Z głowy nie można wyjść!

[Post-Refren]
Joł
Z głowy nie można wyjść

[Zwrotka 2]
Miałem trzynaście lat, gdy zachorowała mama
Mogłem zostać sierotą, więc polubiłem piwka
Szedłem do liceum, miałem metr pięćdziesiąt
Wyglądałem na lat dziesięć i marzyłem o pryszczach
Osiemnaście - polubiła mnie dziewczyna
Może mnie nie kochała - kochała mnie telewizja
Dwadzieścia - odeszła mama, sława, dziewczyna
Pojawił się tata i amfetamina
Gdy umarła w domu i wszyscy już poszli
Położyłem się obok i zagrali Doorsi
Potem nie pamiętam, wiem, że była muzyka
Obudziłem się w dwudziestym ósmym roku życia
Kariera, dziewczyna, rodzina, trzy dwa
I rzucam dragi, trzy cztery - mam syna
Jest szczyt, sznyt, jest hajs, dolina
Serce popękane jak na przystanku szyba
[Pre-Refren]
Trzeba spaść, o dno zaryć łbem
Żeby się obudzić i zobaczyć, że
Podróż jest zajebista, kocham każdy oddech
Trochę kaszlę, fajki rzucę w piątek
Trzeba spaść, o dno zaryć łbem
Żeby się obudzić i zobaczyć, że
Podróż jest zajebista, kocham każdy oddech
Jeszcze trochę kaszlę, fajki rzucę w piątek
Ostatni wers dla gówniarza, co się chwali, że
Hip hop do góry kołami wywalił
Bo grube lolki pali, król braggi
Weź nie pij tyle, bo se zarzygasz Balenciagi

[Refren]
Chcesz stąd uciec?
Nie chcesz tu być?
Mam słabe wieści, ha!
Z głowy nie można wyjść

[Post-Refren]
(Ha)
Z głowy się nie da wyjść
I ostatni

[Zwrotka 3]
Mmm, w samochodzie na światłach, na kobietę trąbię
Włącza mi awaryjne, ja się, kurwa, śpieszę, ha
Ona wysiada z auta i na pasy idzie, bo
Zaklinował się dziecku inwalidzki wózek
Więc hop hop, nic nie wiesz, widzisz tylko plasterek
Hop hop, weź nie jęcz, bądź cicho i chodź, cicho i chodź
Hop hop, przed siebie, jesteś tylko pasażerem
Więc hop hop, przed siebie, wdzięczny bądź i chodź
[Outro]
Uuu
Huuu
Huuu
Wdzięczny bądź i chodź
Huuu
Huuu
Huuu
Wdzięczny bądź cicho

Zglowy » Andrzej Markowski Letras !!!
Esta web no aloja ningun archivo mp3©Fox.MusicaDe.Win 2025 Colombia - Chile - Argentina - Mexico.

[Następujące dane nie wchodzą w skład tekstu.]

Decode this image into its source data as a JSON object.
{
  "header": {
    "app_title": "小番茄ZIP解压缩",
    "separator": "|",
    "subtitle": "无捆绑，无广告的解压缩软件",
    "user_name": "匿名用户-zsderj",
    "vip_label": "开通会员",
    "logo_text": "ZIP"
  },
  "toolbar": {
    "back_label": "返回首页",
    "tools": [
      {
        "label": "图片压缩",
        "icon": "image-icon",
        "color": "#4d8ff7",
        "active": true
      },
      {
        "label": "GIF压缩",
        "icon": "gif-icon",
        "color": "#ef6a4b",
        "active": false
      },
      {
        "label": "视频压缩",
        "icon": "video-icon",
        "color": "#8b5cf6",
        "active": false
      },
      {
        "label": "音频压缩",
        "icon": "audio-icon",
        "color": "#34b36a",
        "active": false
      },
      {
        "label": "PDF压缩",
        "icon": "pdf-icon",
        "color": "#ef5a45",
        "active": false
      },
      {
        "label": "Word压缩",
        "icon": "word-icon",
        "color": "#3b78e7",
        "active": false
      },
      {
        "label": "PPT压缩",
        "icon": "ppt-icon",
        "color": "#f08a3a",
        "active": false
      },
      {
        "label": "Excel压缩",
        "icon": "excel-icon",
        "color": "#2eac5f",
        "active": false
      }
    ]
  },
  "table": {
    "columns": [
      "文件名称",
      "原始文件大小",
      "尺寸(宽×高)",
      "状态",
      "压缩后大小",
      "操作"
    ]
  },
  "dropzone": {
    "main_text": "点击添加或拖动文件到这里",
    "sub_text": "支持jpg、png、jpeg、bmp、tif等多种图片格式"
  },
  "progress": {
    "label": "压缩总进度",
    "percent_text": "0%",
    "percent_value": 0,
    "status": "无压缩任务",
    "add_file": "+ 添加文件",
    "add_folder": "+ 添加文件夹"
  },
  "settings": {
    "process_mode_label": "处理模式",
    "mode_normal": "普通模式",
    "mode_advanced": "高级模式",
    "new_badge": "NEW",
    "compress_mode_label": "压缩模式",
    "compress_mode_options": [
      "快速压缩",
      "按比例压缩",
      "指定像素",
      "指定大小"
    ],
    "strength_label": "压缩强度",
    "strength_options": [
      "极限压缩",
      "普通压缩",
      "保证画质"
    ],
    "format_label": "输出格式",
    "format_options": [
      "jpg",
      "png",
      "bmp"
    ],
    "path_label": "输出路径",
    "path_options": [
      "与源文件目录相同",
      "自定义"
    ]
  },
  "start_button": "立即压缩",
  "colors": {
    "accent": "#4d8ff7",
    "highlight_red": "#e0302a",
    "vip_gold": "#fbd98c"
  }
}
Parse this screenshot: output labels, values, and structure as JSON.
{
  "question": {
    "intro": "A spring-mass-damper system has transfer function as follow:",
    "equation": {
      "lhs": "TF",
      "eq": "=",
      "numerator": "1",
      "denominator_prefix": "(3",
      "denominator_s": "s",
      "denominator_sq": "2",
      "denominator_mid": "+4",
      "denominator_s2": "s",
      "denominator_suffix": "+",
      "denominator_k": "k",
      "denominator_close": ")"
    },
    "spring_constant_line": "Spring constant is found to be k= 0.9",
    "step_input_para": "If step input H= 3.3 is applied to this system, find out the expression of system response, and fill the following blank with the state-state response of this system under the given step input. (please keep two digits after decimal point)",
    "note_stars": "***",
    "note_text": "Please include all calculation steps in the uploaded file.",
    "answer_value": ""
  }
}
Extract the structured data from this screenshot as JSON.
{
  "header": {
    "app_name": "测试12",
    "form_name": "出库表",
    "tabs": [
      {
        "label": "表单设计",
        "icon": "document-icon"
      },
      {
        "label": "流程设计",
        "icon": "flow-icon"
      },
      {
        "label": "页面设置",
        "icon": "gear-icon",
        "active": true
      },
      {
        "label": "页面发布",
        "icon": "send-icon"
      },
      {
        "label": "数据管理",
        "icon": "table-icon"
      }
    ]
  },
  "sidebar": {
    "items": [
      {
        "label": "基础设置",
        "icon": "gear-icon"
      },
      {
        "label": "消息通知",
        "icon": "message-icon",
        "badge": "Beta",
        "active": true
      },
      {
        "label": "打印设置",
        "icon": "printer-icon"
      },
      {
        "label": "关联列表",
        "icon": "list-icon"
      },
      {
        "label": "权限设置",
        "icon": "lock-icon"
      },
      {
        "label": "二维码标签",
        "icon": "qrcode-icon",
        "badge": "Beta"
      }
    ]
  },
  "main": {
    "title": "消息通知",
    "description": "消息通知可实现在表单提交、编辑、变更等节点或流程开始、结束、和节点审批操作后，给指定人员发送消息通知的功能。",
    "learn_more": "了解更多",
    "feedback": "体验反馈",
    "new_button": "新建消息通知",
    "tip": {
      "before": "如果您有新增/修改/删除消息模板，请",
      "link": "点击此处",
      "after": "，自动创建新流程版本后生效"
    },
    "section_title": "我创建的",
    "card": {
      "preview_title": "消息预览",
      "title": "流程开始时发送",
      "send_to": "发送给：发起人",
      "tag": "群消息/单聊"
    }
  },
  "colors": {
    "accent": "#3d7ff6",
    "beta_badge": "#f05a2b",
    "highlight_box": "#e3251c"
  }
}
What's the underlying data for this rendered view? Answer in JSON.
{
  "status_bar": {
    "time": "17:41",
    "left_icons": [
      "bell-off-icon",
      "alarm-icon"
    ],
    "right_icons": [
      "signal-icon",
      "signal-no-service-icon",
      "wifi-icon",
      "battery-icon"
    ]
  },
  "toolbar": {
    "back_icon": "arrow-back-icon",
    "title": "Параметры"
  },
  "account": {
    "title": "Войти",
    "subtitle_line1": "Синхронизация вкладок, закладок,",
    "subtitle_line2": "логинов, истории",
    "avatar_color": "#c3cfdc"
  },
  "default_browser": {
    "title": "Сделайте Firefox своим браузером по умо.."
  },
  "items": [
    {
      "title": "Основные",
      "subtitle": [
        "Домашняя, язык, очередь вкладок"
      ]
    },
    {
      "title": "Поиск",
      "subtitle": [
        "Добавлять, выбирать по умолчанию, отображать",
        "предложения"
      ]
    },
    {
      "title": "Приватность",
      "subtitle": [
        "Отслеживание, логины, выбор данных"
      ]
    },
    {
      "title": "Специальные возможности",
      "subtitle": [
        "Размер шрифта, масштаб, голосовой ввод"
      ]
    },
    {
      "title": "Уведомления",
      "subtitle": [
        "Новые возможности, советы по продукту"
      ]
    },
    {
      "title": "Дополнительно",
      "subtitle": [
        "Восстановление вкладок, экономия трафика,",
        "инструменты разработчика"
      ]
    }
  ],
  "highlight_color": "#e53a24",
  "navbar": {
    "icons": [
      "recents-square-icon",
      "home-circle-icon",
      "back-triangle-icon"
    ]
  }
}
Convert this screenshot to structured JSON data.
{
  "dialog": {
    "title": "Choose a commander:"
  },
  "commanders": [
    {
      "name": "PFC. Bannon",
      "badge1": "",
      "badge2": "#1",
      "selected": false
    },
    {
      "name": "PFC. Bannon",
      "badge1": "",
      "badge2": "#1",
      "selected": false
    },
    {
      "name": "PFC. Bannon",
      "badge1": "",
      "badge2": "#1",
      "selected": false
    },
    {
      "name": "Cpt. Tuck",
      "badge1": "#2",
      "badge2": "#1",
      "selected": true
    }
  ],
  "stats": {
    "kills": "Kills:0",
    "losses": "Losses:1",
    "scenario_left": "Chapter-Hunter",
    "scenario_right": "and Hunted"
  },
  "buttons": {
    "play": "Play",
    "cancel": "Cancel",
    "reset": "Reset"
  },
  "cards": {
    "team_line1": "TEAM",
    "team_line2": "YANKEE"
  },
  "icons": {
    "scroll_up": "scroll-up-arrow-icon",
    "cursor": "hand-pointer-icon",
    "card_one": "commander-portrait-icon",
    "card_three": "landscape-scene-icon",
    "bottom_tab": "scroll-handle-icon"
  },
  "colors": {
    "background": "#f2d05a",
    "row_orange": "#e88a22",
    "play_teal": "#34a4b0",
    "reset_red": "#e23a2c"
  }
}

All Rights Reserved.

Musica Online, Escuchar musica online , Musica En Linea, Musica en linea gratis, Escuchar Musica Gratis, Musica Online 2025, Escuchar Musica

Musica 2025, Musica 2025 Online, Escuchar Musica Gratis 2025, Musica 2025 Gratis, Escuchas, Musica de Moda.